Dès le début, la réglementation concernant le contenu des films, leur distribution et leur exploitation est une question provinciale. Chaque province établit ses propres normes et pratiques. En 1911, l’Ontario met sur pied la première commission de contrôle cinématographique d’Amérique du Nord et le Manitoba adopte une loi déléguant la censure des films à Winnipeg. La commission de l’Ontario est considérée comme étant la référence absolue à travers les juridictions nord-américaines. La Colombie-Britanniquel’Alberta et le Québec établissent des commissions de contrôle en 1913. Le Manitoba fonde une commission provinciale en bonne et due forme en 1916.

L’Ontario Motion Picture Bureau (OMPB) est le premier organisme au monde parrainé par l’État. Il est fondé en mai 1917 dans le but d’offrir « des œuvres éducatives aux fermiers, aux écoliers, aux ouvriers et aux autres classes ». Son mandat est de réaliser des films qui feront la promotion de l’Ontario et favorisera les projets d’infrastructure. Initialement, l’OMPB attribue la production à des compagnies privées de Toronto. En 1923, il fait l’acquisition des Trenton Studios et commence à produire ses propres films (le premier studio de cinéma au Canada, le Trenton Studios, ouvre ses portes en tant que Adanac Films à Trenton, en Ontario, en 1917).

À son apogée en 1925, l’OMPB distribue 1 500 bobines de film par mois. Une pellicule 28mm non commerciale est employée afin d’éviter le risque d’incendie que pose la pellicule de nitrate 35mm. Son système de distribution devient dépassé vers la fin des années 1920, quand la pellicule 16mm remplace la pellicule 28mm. Devenu inefficace et non pertinent, l’OMPB ferme le 26 octobre 1934. Il a toutefois établi un héritage d’implication gouvernementale dans la cinématographie canadienne ; ceci deviendra une caractéristique fondamentale de l’industrie du cinéma canadien.

Caméramans à l’extérieur du Canadian Government Motion Picture Bureau
Un groupe de caméramans à l’extérieur du Canadian Government Motion Picture Bureau, Ottawa, Ontario, 1923.

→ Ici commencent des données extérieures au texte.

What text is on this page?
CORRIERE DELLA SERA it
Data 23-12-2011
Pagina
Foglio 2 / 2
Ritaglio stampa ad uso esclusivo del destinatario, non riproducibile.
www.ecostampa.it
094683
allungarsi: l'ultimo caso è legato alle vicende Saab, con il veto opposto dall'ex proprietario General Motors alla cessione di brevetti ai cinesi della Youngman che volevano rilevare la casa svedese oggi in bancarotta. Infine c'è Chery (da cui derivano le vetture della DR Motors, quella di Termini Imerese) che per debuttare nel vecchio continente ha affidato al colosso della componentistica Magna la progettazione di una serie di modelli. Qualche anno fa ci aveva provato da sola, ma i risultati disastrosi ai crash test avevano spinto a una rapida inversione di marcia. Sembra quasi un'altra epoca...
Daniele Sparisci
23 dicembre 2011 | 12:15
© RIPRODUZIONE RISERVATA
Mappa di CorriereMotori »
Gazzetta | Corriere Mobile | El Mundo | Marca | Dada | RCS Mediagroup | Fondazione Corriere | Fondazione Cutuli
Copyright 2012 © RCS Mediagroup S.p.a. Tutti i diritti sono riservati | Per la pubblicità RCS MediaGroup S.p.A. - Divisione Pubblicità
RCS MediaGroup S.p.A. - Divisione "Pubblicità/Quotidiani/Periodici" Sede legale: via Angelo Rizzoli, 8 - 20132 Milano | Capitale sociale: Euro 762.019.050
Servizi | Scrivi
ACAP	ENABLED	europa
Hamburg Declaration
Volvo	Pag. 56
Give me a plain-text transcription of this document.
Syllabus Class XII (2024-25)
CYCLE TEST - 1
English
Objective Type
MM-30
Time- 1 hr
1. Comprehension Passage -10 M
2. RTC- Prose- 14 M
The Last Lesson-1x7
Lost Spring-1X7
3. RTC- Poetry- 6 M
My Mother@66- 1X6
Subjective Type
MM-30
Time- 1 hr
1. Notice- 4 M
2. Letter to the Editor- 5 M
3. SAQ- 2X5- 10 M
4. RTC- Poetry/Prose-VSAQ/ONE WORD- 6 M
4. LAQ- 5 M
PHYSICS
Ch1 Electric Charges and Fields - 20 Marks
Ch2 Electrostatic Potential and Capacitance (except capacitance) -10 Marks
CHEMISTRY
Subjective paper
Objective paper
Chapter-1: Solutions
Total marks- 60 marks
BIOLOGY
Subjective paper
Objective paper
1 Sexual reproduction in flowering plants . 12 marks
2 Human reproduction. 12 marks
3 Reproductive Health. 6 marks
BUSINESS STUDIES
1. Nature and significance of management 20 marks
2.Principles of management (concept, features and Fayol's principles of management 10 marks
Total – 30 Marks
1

Le Canadian Government Motion Picture Bureau est, à l’origine, fondé sous le nom d’Exhibits and Publicity Bureau en 1918. Il constitue le premier organisme national de production de films au monde. Son objectif est de réaliser des films faisant la promotion des secteurs du commerce international et de l’ industrie au Canada. Comme le souligne le ministre du Commerce en 1924, l’organisme « est mis sur pied dans le but de promouvoir les attractions touristiques du Canada à l’étranger, ainsi que ses ressources agricoles et son développement industriel ».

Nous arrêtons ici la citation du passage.